Evidence for amphipathic helix that forms with the presence of a membrane-like matrix. A and B, circular dichroism spectra of the amphipathic helix and disordered peptides at pH 7.0 in the presence (red line) or absence (black line) of n-dodecyl β-d-maltoside (DDM). Units are expressed as mean residue ellipticity.

Figure 10.

Disordered region from residues 50 to 60 is required for basal turnover of SM N100. A, CHO-7 cells were transfected for 24 h with the indicated constructs (0.25 μg of expression plasmid and 0.75 μg of pTK-empty vector). Cells were then pre-treated overnight with compactin (5 μm) and mevalonate (50 μm).

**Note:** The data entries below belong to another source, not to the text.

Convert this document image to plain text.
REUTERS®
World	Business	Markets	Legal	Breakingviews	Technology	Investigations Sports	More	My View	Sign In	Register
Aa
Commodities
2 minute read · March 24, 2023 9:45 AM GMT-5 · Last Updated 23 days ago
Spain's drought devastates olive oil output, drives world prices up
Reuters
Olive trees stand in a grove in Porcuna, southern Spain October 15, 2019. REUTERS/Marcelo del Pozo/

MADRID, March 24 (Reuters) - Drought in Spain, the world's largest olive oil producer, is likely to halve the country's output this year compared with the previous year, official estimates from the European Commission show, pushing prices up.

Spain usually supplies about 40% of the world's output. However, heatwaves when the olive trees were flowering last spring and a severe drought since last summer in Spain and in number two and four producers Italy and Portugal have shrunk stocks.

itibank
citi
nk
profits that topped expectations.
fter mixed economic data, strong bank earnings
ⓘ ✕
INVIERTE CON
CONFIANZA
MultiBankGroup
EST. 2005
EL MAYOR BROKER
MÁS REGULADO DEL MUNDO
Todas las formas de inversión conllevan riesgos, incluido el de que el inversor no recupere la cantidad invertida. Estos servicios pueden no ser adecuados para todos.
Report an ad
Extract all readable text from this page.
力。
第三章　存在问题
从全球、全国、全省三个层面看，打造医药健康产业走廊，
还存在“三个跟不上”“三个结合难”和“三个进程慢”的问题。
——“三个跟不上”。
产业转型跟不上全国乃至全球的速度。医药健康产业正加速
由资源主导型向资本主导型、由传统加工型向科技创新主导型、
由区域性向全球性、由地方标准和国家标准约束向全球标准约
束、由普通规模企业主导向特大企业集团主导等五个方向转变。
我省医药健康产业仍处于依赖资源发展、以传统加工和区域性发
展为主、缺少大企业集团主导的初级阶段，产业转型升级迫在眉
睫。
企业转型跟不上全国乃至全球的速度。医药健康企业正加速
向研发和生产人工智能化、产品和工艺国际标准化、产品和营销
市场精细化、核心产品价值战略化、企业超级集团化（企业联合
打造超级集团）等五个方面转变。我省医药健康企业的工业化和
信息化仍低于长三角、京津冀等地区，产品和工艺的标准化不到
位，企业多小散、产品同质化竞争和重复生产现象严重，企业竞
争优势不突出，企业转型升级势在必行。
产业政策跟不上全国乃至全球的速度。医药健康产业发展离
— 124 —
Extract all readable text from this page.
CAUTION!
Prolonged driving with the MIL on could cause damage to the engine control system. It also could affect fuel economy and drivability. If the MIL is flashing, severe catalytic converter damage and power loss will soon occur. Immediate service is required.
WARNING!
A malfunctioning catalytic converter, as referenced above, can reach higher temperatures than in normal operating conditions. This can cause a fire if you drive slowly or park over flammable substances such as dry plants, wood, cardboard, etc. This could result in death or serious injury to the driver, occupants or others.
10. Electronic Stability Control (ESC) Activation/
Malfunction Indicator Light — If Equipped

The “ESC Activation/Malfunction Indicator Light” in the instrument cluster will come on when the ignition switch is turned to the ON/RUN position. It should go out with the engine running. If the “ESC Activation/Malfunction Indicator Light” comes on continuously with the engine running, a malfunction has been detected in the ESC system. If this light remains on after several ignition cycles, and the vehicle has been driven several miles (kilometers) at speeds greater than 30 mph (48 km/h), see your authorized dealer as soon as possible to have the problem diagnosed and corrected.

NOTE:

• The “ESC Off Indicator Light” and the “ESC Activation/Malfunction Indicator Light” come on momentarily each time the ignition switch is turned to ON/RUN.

The next day, cells were treated for 8 h with or without Chol/CD (20 μg/ml). The Western blot is representative of at least three independent experiments. B, densitometric analyses of Western blot in A. Data are presented as mean + S.E. from at least three independent experiments. Significant changes in cholesterol regulation or protein levels compared with WT SM N100 are indicated: *, p ≤ 0.05.

Figure 11.

Second half of SM N100 associates weakly with the ER membrane and can dissociate upon cholesterol addition. A, CHO-7 cells were transfected for 24 h with the indicated constructs (4.2 μg of expression plasmid and 12.7 μg of pTK-empty vector). Cells were then pre-treated overnight with compactin (5 μm) and mevalonate (50 μm). The next day, microsomal membranes were isolated and treated with or without Chol/CD (20 μg/ml) for 30 min at 37 °C. The Western blot is representative of at least three independent experiments. Pellet is represented by (P) and supernatant is represented by (S). B, experiment was carried out as in A except protein expression was matched by loading a quarter of SM N100. The Western blot is representative of at least three independent experiments. C, densitometric analyses of Western blots in A and B. Data are presented as mean + S.E. from at least three independent experiments. Significant changes in supernatant to pellet ratios are as indicated: *, p ≤ 0.05.

Figure 12.

Working model on how the disordered region and amphipathic helix combine in the presence of excess cholesterol to mediate turnover of SM N100. SM N100 has a characteristic re-entrant loop and an amphipathic helix that is proposed to associate transiently with the ER membrane. In theory, the ER membrane may exhibit membrane curvature because of protein insertions and phospholipid asymmetry (upper part of diagram). Cholesterol can thicken and condense the ER membrane, flattening the membrane, resulting in the amphipathic helix being displaced from the ER membrane (lower part of diagram). The unraveling of the amphipathic helix upon displacement exposes the hydrophobic patch that constitutes the amphipathic helix. This extends the disordered region length, resulting in a sufficient number of disordered residues to facilitate the cholesterol-mediated turnover of SM N100.